Hathaway accused Mejia of being antisemitic over her criticism of Israel's assault on Gaza, an allegation she vehemently rejected during a debate.
“As a member of Congress, I would use every legislative power at my disposal to protect the rights of Jewish constituents and convene spaces to educate and to fight antisemitism, because I know it’s real,” she said.
During the primary, the United Democracy Project, a super political action committee aligned with the powerful pro-Israel lobby group the American Israel Public Affairs Committee, focused its attention on Malinowski, attacking the longtime supporter of Israel for his criticism of far-right Prime Minister Benjamin Netanyahu. The group's spending against Malinowski appeared to backfire, benefiting Mejia, who has been more outspoken in her objections to Israel's violent policies.

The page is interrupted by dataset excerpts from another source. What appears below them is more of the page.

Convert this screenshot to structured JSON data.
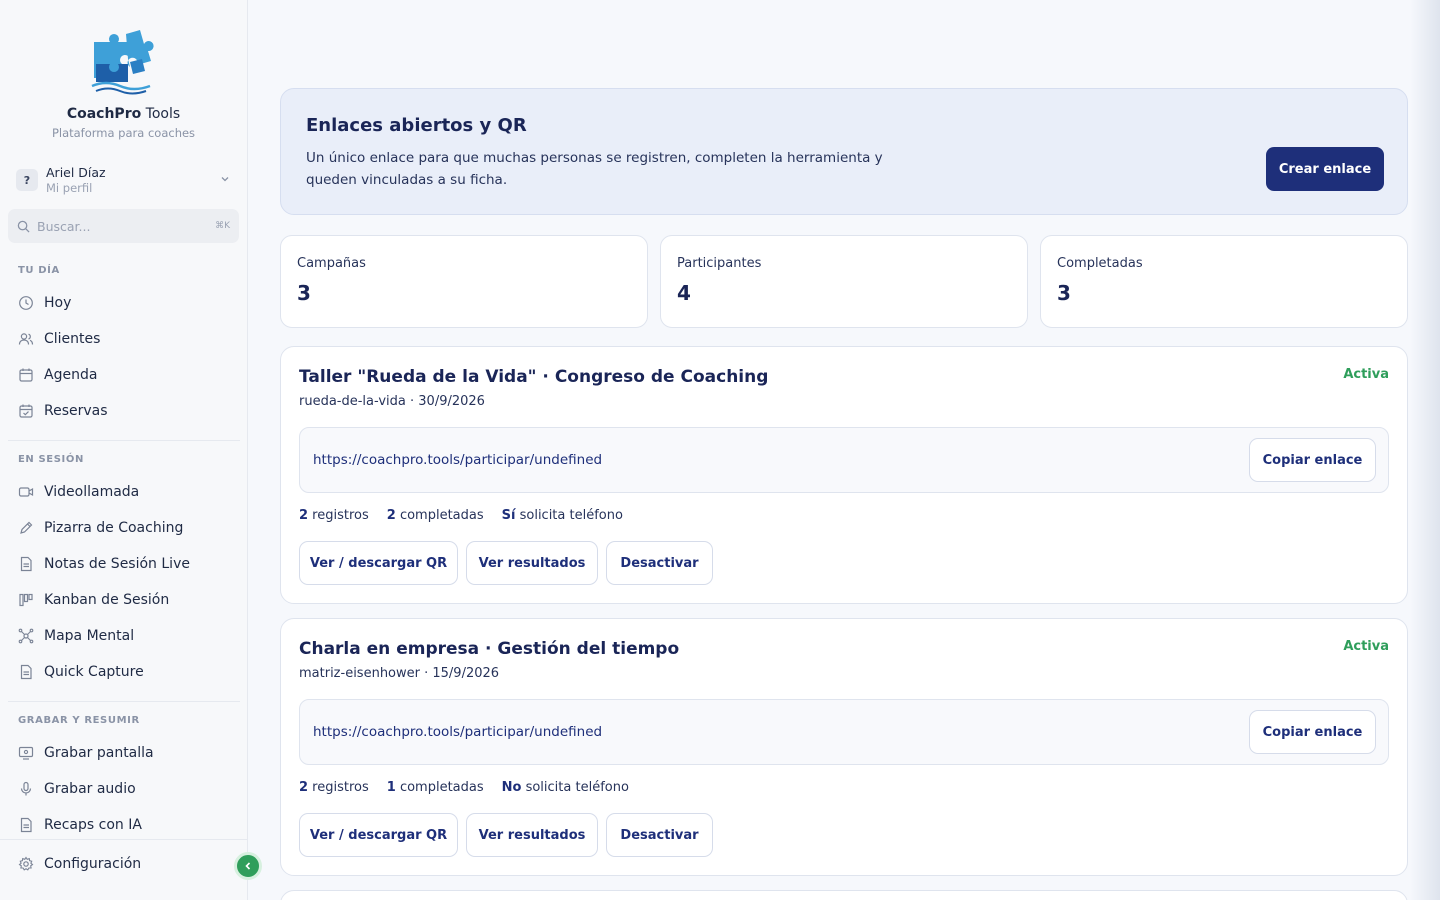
{
  "brand": {
    "name_bold": "CoachPro",
    "name_rest": " Tools",
    "tagline": "Plataforma para coaches"
  },
  "profile": {
    "avatar": "?",
    "name": "Ariel Díaz",
    "subtitle": "Mi perfil",
    "chevron_icon": "chevron-down-icon"
  },
  "search": {
    "placeholder": "Buscar...",
    "shortcut": "⌘K"
  },
  "nav": {
    "day": {
      "heading": "TU DÍA",
      "items": [
        {
          "label": "Hoy",
          "icon": "clock-icon"
        },
        {
          "label": "Clientes",
          "icon": "users-icon"
        },
        {
          "label": "Agenda",
          "icon": "calendar-icon"
        },
        {
          "label": "Reservas",
          "icon": "calendar-check-icon"
        }
      ]
    },
    "session": {
      "heading": "EN SESIÓN",
      "items": [
        {
          "label": "Videollamada",
          "icon": "video-icon"
        },
        {
          "label": "Pizarra de Coaching",
          "icon": "pen-icon"
        },
        {
          "label": "Notas de Sesión Live",
          "icon": "document-icon"
        },
        {
          "label": "Kanban de Sesión",
          "icon": "kanban-icon"
        },
        {
          "label": "Mapa Mental",
          "icon": "mindmap-icon"
        },
        {
          "label": "Quick Capture",
          "icon": "document-icon"
        }
      ]
    },
    "record": {
      "heading": "GRABAR Y RESUMIR",
      "items": [
        {
          "label": "Grabar pantalla",
          "icon": "monitor-icon"
        },
        {
          "label": "Grabar audio",
          "icon": "microphone-icon"
        },
        {
          "label": "Recaps con IA",
          "icon": "document-icon"
        }
      ]
    },
    "settings": {
      "label": "Configuración",
      "icon": "gear-icon"
    }
  },
  "hero": {
    "title": "Enlaces abiertos y QR",
    "description": "Un único enlace para que muchas personas se registren, completen la herramienta y queden vinculadas a su ficha.",
    "button": "Crear enlace"
  },
  "stats": [
    {
      "label": "Campañas",
      "value": "3"
    },
    {
      "label": "Participantes",
      "value": "4"
    },
    {
      "label": "Completadas",
      "value": "3"
    }
  ],
  "campaigns": [
    {
      "title": "Taller \"Rueda de la Vida\" · Congreso de Coaching",
      "status": "Activa",
      "subtitle": "rueda-de-la-vida · 30/9/2026",
      "url": "https://coachpro.tools/participar/undefined",
      "copy_button": "Copiar enlace",
      "registros_num": "2",
      "registros_label": " registros",
      "completadas_num": "2",
      "completadas_label": " completadas",
      "phone_flag": "Sí",
      "phone_label": " solicita teléfono",
      "btn_qr": "Ver / descargar QR",
      "btn_results": "Ver resultados",
      "btn_deactivate": "Desactivar"
    },
    {
      "title": "Charla en empresa · Gestión del tiempo",
      "status": "Activa",
      "subtitle": "matriz-eisenhower · 15/9/2026",
      "url": "https://coachpro.tools/participar/undefined",
      "copy_button": "Copiar enlace",
      "registros_num": "2",
      "registros_label": " registros",
      "completadas_num": "1",
      "completadas_label": " completadas",
      "phone_flag": "No",
      "phone_label": " solicita teléfono",
      "btn_qr": "Ver / descargar QR",
      "btn_results": "Ver resultados",
      "btn_deactivate": "Desactivar"
    }
  ],
  "colors": {
    "primary": "#1e2f7a",
    "accent_green": "#2f9e5b",
    "hero_bg": "#e9eef9"
  }
}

Mejia was elected to fill the seat left vacant by Gov. Mikie Sherrill, also a Democrat, for the next eight months. She has already entered the race for the November election, and Hathaway has signaled he plans to run as well.
The progressive advocacy group Our Revolution said that by electing Mejia to represent the 11th District, voters "chose people over corporations."
"They chose to send an organizer to Congress," said the group, "to fight for radical change and build a better Democratic Party."